Folha de S. Paulo


Refugiados em Budapeste e Viena vivem duas realidades

Na estação central de Budapeste, dois professores seguram apreensivos e ansiosos o bilhete na amontoada fila de espera do trem que os levaria à Áustria, de onde pretendiam ir para a Alemanha.

Um deles, o sírio Samir Kali, 37, que dava aulas de matemática em seu país, reage irritado quando a reportagem pergunta se estava feliz com a possibilidade de chegar ao território alemão: "Não estou feliz não, porque por mim teria ficado em Damasco, que era a melhor cidade do mundo antes da guerra."

À sua frente, na mesma fila, estava Habib Zai, 34, que deixou a província de Kunar, no leste do Afeganistão, ameaçado de morte pelo grupo radical Taleban se não parasse de dar aulas de inglês. "O Afeganistão é lindo. Você precisa conhecer", disse.

Um pouco mais cedo, na austríaca Viena, o menino sírio Wesam, 14, já respondia com um "danke" –"obrigado" em alemão– ao receber comida e roupas para o frio.

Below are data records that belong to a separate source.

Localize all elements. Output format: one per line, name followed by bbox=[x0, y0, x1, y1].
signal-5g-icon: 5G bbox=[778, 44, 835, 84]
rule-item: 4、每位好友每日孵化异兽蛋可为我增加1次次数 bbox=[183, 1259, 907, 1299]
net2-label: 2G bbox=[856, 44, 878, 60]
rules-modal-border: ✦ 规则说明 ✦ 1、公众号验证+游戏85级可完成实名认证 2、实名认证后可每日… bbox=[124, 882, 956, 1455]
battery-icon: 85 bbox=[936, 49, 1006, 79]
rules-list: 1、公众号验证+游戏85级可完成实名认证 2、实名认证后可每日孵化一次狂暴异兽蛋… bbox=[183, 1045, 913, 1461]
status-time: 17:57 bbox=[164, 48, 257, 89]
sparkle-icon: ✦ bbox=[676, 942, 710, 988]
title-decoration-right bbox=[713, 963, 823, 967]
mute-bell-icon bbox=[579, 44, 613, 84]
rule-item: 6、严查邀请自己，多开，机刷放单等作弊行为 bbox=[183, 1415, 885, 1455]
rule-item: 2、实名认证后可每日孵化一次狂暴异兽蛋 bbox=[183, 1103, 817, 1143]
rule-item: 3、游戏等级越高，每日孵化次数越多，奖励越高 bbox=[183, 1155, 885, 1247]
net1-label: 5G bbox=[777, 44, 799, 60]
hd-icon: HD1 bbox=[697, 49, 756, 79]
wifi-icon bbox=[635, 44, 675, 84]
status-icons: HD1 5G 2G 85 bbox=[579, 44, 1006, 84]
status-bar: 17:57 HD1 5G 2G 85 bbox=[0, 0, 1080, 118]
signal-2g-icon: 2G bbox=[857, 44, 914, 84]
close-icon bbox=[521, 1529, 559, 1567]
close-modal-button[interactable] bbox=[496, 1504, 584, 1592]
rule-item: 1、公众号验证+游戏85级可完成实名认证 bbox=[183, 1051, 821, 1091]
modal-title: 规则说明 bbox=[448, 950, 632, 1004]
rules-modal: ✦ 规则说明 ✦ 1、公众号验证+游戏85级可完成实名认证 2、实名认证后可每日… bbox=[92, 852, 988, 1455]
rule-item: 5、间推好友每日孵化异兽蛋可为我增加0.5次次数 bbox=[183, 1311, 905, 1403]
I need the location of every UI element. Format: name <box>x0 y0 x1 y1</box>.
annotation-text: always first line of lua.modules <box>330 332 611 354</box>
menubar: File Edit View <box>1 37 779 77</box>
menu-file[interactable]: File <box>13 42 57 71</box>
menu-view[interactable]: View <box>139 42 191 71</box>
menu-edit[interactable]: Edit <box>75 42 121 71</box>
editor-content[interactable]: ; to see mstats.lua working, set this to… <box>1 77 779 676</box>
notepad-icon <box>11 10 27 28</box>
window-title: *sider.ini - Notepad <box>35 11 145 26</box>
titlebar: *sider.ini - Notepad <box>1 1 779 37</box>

Foi puxado pelo pai rapidamente assim que chegou o trem que os levaria a Salzburgo, na fronteira com a tão esperada Alemanha.

Leandro Colon/Folhapress
Em Viena, o sírio Wesam, 14, recebe ajuda da estudante Ilona Bruckner
Em Viena, o sírio Wesam, 14, recebe ajuda da estudante Ilona Bruckner

Outros sírios usavam a rede de internet "free4refugee" ("grátis para refugiados") da estação para se comunicar com parentes no país de origem -ou, como no caso do sírio Amer Misto, 34, localizar em Viena a mulher e o filho que se perderam dele na travessia da fronteira entre os países na noite de sexta (4).

A reportagem da Folha visitou no domingo (6) as duas capitais, separadas uma da outra por 215 km. Na húngara, o caos de semana passada já estava sob controle, apesar da aglomeração à espera dos trens, ainda mais depois que o governo austríaco indicou a retomada das fronteiras gradualmente.

À beira do trilho, dois papéis estavam colados num mural. Um deles, desenhado à mão, explicava a rota para chegar à Áustria.

Do lado de fora, crianças escreviam cartazes para se despedir de voluntários húngaros que ajudaram a conter a confusão em Budapeste diante da falta de ajuda do governo local, que adotou política contrária à permanência de refugiados e até ofereceu ônibus para cruzarem a fronteira.

Enquanto isso, na estação Westbahnhof (Viena), refugiados e passageiros regulares dos trens se sentavam lado a lado no saguão principal -por causa dos "novos" visitantes, a cobrança de ¬ 0,50 (R$ 2,15) pelo uso do banheiro foi suspensa para todos.

Alguns dos refugiados, principalmente crianças, foram convidados pelos austríacos a almoçar em redes de fast food na estação.

Em Budapeste, um trem partiu às 17h10 (12h10, horário de Brasília) levando para a Áustria os professores Habib Zai e Samir Kali.

Leandro Colon/Folhapress
Em Budapeste, o afegão Habib Zai (centro) espera para embarcar
Em Budapeste, o afegão Habib Zai (centro) espera para embarcar

Zai chegou à Hungria na quarta-feira (2). Não sabia informar de quem recebeu o bilhete para sair de Budapeste. "Não sei quem pagou, só me entregaram."

A expectativa de todos de chegar à Alemanha se mistura à incerteza de como será o futuro no país. Além de professores, não é raro encontrar entre os refugiados pessoas com qualificação profissional elevada, como um engenheiro elétrico que deixou tudo para trás por causa do conflito na Síria (ele que não quis dar entrevista).

O governo alemão estima que deve receber 800 mil pedidos de asilo neste ano, à frente de qualquer outro país europeu. Cada processo, em tese, é analisado individualmente e pode levar meses.

Segundo dados da ONU, pelo menos 340 mil pessoas cruzaram o Mediterrâneo em direção à Europa neste ano, sendo que ao menos 2.500 teriam morrido na travessia.

O cenário já é considerado o maior fluxo de refugiados desde a Segunda Guerra Mundial (1939-1945).